Fifty years ago today, our nation watched in horror as a young president was gunned down while riding in a car to give a speech. John F. Kennedy was an athlete and a sports fan.
In the hours to come, dozens of college football teams across the country faced a decision: cancel their games or play them. If such a tragedy happened today, it’s unlikely any of them would take the field. In 1963, however, there was little outside pressure one way or another. The decision rested in the hands of athletic directors and school presidents.
Seventeen games were played. 44 were not.
Just two of the games scheduled to be played in the eastern part of the country took place: Rutgers vs. Columbia and Maryland vs. Virginia. The Oklahoma-Nebraska rivalry went on as scheduled. Programs from postponed games like Princeton-Dartmouth and Kansas-Missouri had already been printed and carried the November 23, 1963 date. Today, programs from all of the games scheduled for that weekend are highly sought after by collectors of college football memorabilia. Only a few are currently on eBay, all priced at about five times what a normal program might sell for.
The NFL was in the middle of its season and commissioner Pete Rozelle made a decision he would later regret. Rozelle decided the league would go forward with plans to play its regular Sunday schedule.
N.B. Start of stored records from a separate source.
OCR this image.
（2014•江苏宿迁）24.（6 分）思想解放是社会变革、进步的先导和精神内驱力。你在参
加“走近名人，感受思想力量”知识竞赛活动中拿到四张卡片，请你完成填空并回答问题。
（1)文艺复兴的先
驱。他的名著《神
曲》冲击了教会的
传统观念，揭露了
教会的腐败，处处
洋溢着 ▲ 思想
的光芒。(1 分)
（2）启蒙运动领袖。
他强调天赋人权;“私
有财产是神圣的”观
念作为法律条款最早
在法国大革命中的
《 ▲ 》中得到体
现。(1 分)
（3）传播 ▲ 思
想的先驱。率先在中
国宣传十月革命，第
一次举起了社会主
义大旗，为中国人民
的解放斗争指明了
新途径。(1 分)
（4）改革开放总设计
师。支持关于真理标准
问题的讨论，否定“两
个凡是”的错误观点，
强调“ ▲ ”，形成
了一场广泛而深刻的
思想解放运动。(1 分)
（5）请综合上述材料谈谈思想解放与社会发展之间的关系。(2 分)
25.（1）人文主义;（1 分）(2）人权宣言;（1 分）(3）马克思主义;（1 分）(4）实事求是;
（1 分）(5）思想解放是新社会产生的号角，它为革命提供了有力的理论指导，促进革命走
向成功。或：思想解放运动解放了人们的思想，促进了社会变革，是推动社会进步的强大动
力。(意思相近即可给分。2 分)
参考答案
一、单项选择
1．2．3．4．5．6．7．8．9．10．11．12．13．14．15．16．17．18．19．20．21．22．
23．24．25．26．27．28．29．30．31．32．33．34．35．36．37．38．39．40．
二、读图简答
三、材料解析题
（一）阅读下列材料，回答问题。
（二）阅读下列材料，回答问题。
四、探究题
“We’re going to play the damn game,” Packers’ coach Vince Lombardi told his players. Two years before, Lombardi had called in a favor to Kennedy to let Paul Hornung out of an Army commitment so he could play in the league championship game against the Giants. “Paul Hornung isn’t going to win the war on Sunday, but the football fans of this country deserve the two best teams on the field that day,” Kennedy is quoted as saying.
The day after the assassination, the Dallas Cowboys left for Cleveland where ‘Ray Renfro Day’ was postponed but the game went on. On the public address system, the Cowboys were never referred to by their city name on the orders of Browns’ owner Art Modell. Players were told to keep a low profile and many said fans heckled them just for representing the city where the President had been shot.
Programs from that weekend, including the one at Municipal Stadium involving the Browns and Cowboys, are also coveted.
The young American Football League opted to postpone its games.